All projects have a varying degree of schedule uncertainty. The longer the project, the wider the uncertainty. Most likely, the end date will slip out because of all the project uncertainty. This is totally normal and unavoidable with complex projects. When the project gets close to the end (e.g. within months, weeks or days), this is when the real end date reveals itself. The uncertainty of the end date shrinks as you progress down from months out, to weeks out and then to days out. Those last days, where you scramble to get the last bit done, is where the must have features finally get nailed down and the uncertainty evaporates.

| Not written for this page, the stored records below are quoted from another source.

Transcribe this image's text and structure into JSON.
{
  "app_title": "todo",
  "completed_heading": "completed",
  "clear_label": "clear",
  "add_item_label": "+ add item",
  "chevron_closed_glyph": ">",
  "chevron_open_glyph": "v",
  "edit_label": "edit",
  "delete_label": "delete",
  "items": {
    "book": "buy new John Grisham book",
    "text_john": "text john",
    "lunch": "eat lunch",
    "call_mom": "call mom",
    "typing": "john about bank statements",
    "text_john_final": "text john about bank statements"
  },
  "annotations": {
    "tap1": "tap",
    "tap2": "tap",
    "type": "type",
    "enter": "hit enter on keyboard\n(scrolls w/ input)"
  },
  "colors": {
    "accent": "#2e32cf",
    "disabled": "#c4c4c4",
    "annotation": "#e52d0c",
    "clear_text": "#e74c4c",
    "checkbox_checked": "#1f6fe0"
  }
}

Why Does it Happen That Way?
It turns out that most people procrastinate, which may mean they are working on multiple projects at once. The rare exception is the narrowly focused startup working on revision 1.0. Those guys are focused but have a high degree of uncertainty due to the invention paradox, which is how can I know how long it will take to invent something that has never existed. Mixed in with procrastination and the vagueness of invention is the inevitable optimism that most creative people have. This optimism is what drives their creativity as well as schedule uncertainty.

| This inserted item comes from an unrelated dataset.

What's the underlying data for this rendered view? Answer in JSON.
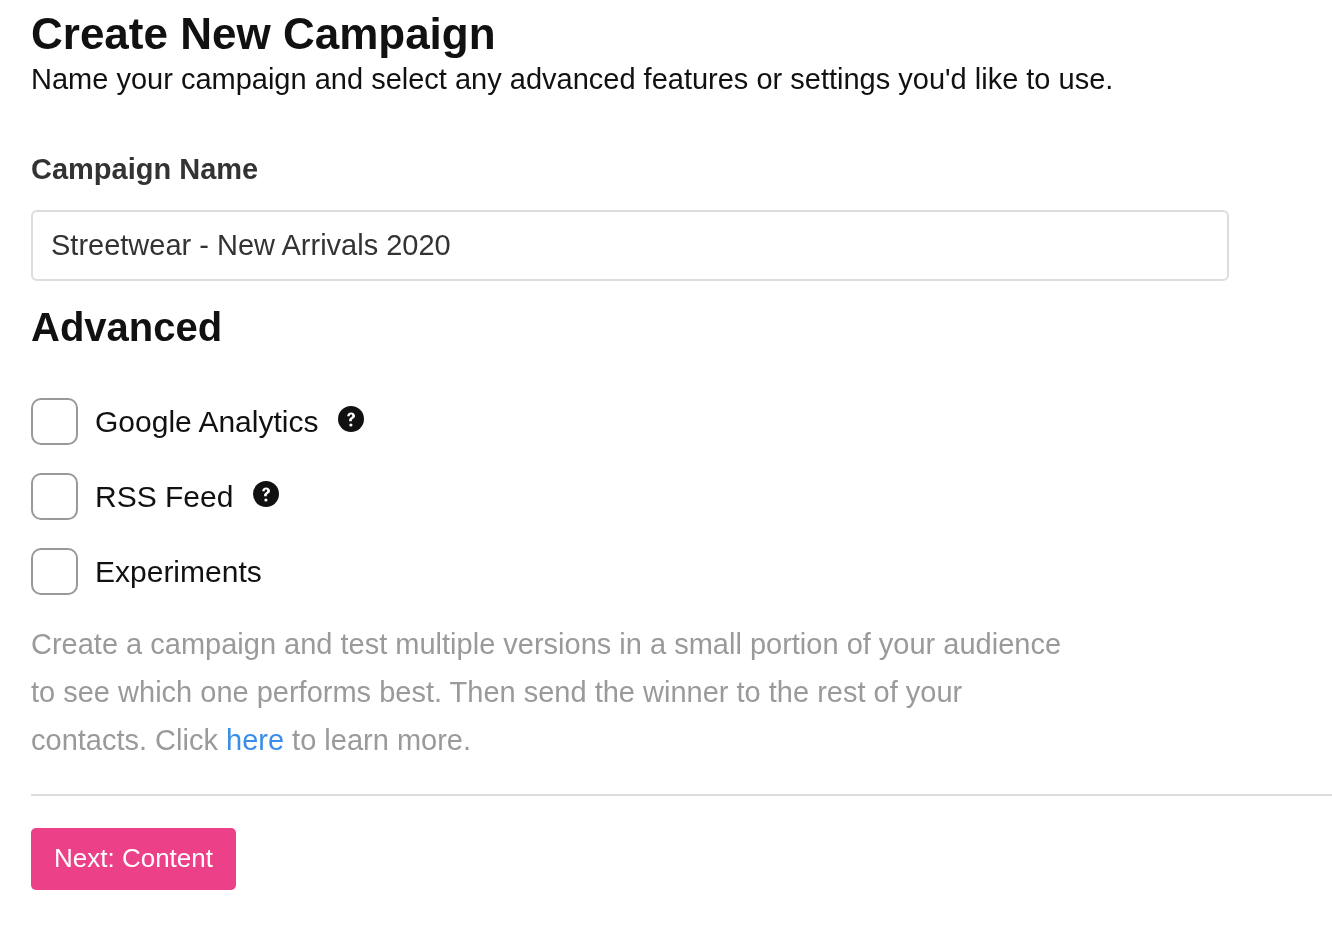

Are Creative Schedules a Lost Cause?
No. Remember that deadlines are what focus creative people to get stuff done. Having a realistic deadline for creative work will get the project done. The only caveat is that the uncertainty of that schedule will be high. That fact needs to be reconciled with the needs of the business. Schedules can’t just drag on forever. All projects must have an end date. What has to be recognized is the highly variable nature of creative projects. Certainty on the end date is a luxury the more creative the project.

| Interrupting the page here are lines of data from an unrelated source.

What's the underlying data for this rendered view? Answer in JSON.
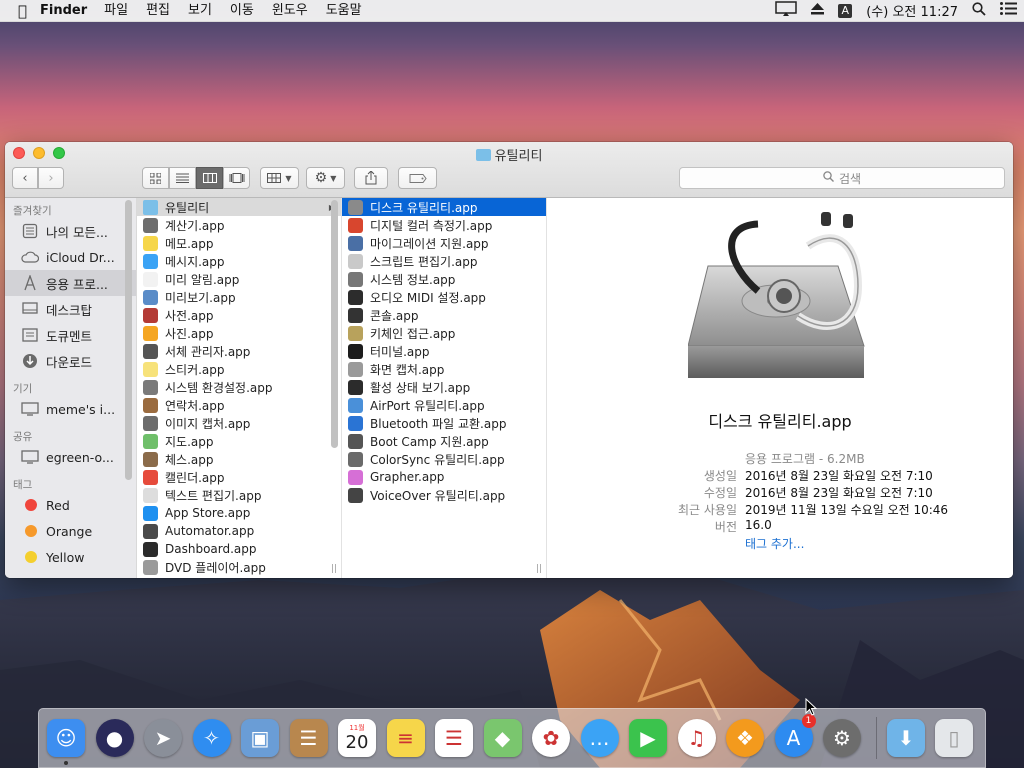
{
  "menubar": {
    "app": "Finder",
    "items": [
      "파일",
      "편집",
      "보기",
      "이동",
      "윈도우",
      "도움말"
    ],
    "ime": "A",
    "clock": "(수) 오전 11:27"
  },
  "window": {
    "title": "유틸리티",
    "search_placeholder": "검색"
  },
  "sidebar": {
    "sections": [
      {
        "header": "즐겨찾기",
        "items": [
          {
            "label": "나의 모든...",
            "icon": "all-files-icon"
          },
          {
            "label": "iCloud Dr...",
            "icon": "cloud-icon"
          },
          {
            "label": "응용 프로...",
            "icon": "applications-icon",
            "selected": true
          },
          {
            "label": "데스크탑",
            "icon": "desktop-icon"
          },
          {
            "label": "도큐멘트",
            "icon": "documents-icon"
          },
          {
            "label": "다운로드",
            "icon": "downloads-icon"
          }
        ]
      },
      {
        "header": "기기",
        "items": [
          {
            "label": "meme's i...",
            "icon": "computer-icon"
          }
        ]
      },
      {
        "header": "공유",
        "items": [
          {
            "label": "egreen-o...",
            "icon": "shared-computer-icon"
          }
        ]
      },
      {
        "header": "태그",
        "items": [
          {
            "label": "Red",
            "color": "#f0453c"
          },
          {
            "label": "Orange",
            "color": "#f6992b"
          },
          {
            "label": "Yellow",
            "color": "#f4cf2e"
          }
        ]
      }
    ]
  },
  "column1": [
    {
      "label": "유틸리티",
      "color": "#7bbfe8",
      "folder": true,
      "selected": true
    },
    {
      "label": "계산기.app",
      "color": "#6e6e6e"
    },
    {
      "label": "메모.app",
      "color": "#f6d64a"
    },
    {
      "label": "메시지.app",
      "color": "#3ba3f5"
    },
    {
      "label": "미리 알림.app",
      "color": "#f2f2f2"
    },
    {
      "label": "미리보기.app",
      "color": "#5a8cc8"
    },
    {
      "label": "사전.app",
      "color": "#b43b36"
    },
    {
      "label": "사진.app",
      "color": "#f5a623"
    },
    {
      "label": "서체 관리자.app",
      "color": "#555555"
    },
    {
      "label": "스티커.app",
      "color": "#f7e27a"
    },
    {
      "label": "시스템 환경설정.app",
      "color": "#7a7a7a"
    },
    {
      "label": "연락처.app",
      "color": "#9a6b3f"
    },
    {
      "label": "이미지 캡처.app",
      "color": "#6c6c6c"
    },
    {
      "label": "지도.app",
      "color": "#6fbf6a"
    },
    {
      "label": "체스.app",
      "color": "#8b6b4a"
    },
    {
      "label": "캘린더.app",
      "color": "#e64b3c"
    },
    {
      "label": "텍스트 편집기.app",
      "color": "#dddddd"
    },
    {
      "label": "App Store.app",
      "color": "#1e90f0"
    },
    {
      "label": "Automator.app",
      "color": "#4a4a4a"
    },
    {
      "label": "Dashboard.app",
      "color": "#2b2b2b"
    },
    {
      "label": "DVD 플레이어.app",
      "color": "#9a9a9a"
    }
  ],
  "column2": [
    {
      "label": "디스크 유틸리티.app",
      "color": "#8a8a8a",
      "selected": true
    },
    {
      "label": "디지털 컬러 측정기.app",
      "color": "#d8462e"
    },
    {
      "label": "마이그레이션 지원.app",
      "color": "#4a6fa5"
    },
    {
      "label": "스크립트 편집기.app",
      "color": "#c9c9c9"
    },
    {
      "label": "시스템 정보.app",
      "color": "#777777"
    },
    {
      "label": "오디오 MIDI 설정.app",
      "color": "#2c2c2c"
    },
    {
      "label": "콘솔.app",
      "color": "#333333"
    },
    {
      "label": "키체인 접근.app",
      "color": "#b8a25c"
    },
    {
      "label": "터미널.app",
      "color": "#1c1c1c"
    },
    {
      "label": "화면 캡처.app",
      "color": "#9a9a9a"
    },
    {
      "label": "활성 상태 보기.app",
      "color": "#2b2b2b"
    },
    {
      "label": "AirPort 유틸리티.app",
      "color": "#4a90d9"
    },
    {
      "label": "Bluetooth 파일 교환.app",
      "color": "#2a74d4"
    },
    {
      "label": "Boot Camp 지원.app",
      "color": "#555555"
    },
    {
      "label": "ColorSync 유틸리티.app",
      "color": "#6a6a6a"
    },
    {
      "label": "Grapher.app",
      "color": "#d66fd6"
    },
    {
      "label": "VoiceOver 유틸리티.app",
      "color": "#444444"
    }
  ],
  "preview": {
    "name": "디스크 유틸리티.app",
    "kind": "응용 프로그램 - 6.2MB",
    "created_label": "생성일",
    "created": "2016년 8월 23일 화요일 오전 7:10",
    "modified_label": "수정일",
    "modified": "2016년 8월 23일 화요일 오전 7:10",
    "opened_label": "최근 사용일",
    "opened": "2019년 11월 13일 수요일 오전 10:46",
    "version_label": "버전",
    "version": "16.0",
    "add_tags": "태그 추가..."
  },
  "dock": {
    "apps": [
      {
        "name": "finder-icon",
        "color": "#3d8ef0",
        "running": true
      },
      {
        "name": "siri-icon",
        "color": "#2a2a5a"
      },
      {
        "name": "launchpad-icon",
        "color": "#8a8f99"
      },
      {
        "name": "safari-icon",
        "color": "#2f8df0"
      },
      {
        "name": "preview-icon",
        "color": "#6a9dd6"
      },
      {
        "name": "contacts-icon",
        "color": "#b8874e"
      },
      {
        "name": "calendar-icon",
        "color": "#ffffff",
        "text": "20",
        "month": "11월"
      },
      {
        "name": "notes-icon",
        "color": "#f6d64a"
      },
      {
        "name": "reminders-icon",
        "color": "#ffffff"
      },
      {
        "name": "maps-icon",
        "color": "#7ac66e"
      },
      {
        "name": "photos-icon",
        "color": "#ffffff"
      },
      {
        "name": "messages-icon",
        "color": "#3ba3f5"
      },
      {
        "name": "facetime-icon",
        "color": "#3bc34d"
      },
      {
        "name": "itunes-icon",
        "color": "#ffffff"
      },
      {
        "name": "ibooks-icon",
        "color": "#f39a1d"
      },
      {
        "name": "app-store-icon",
        "color": "#2d8bf0",
        "badge": "1"
      },
      {
        "name": "system-preferences-icon",
        "color": "#6d6d6d"
      }
    ],
    "trailing": [
      {
        "name": "downloads-stack-icon",
        "color": "#6fb4e8"
      },
      {
        "name": "trash-icon",
        "color": "#e4e7ea"
      }
    ]
  }
}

You Know When the End is Near
Even though time certain, creative projects are fantasy, you and your team know when it’s time to finish up. It may be a client deadline, running out of money or just being sick of the project. When those feelings start, you are in the counting days mode when all your team wants is to push through to the end. This is the most stressful part of any project and requires a reserve of energy to sustain your way through it. This is the precise reason burning your team out before this point makes no sense — you need that intensity to finish.
The End is a Good Place to Start
Counting the days till a project ends can be frustrating. Just one more tweak, just one more feature or just crushing one more bug will tempt even the most senior manager to delay a project. Resist the urge. The best thing to do is finish, so you can start the next project. Even if it’s not perfect, the act of completion will energize the team to want do more which makes the final days of a project worth the effort.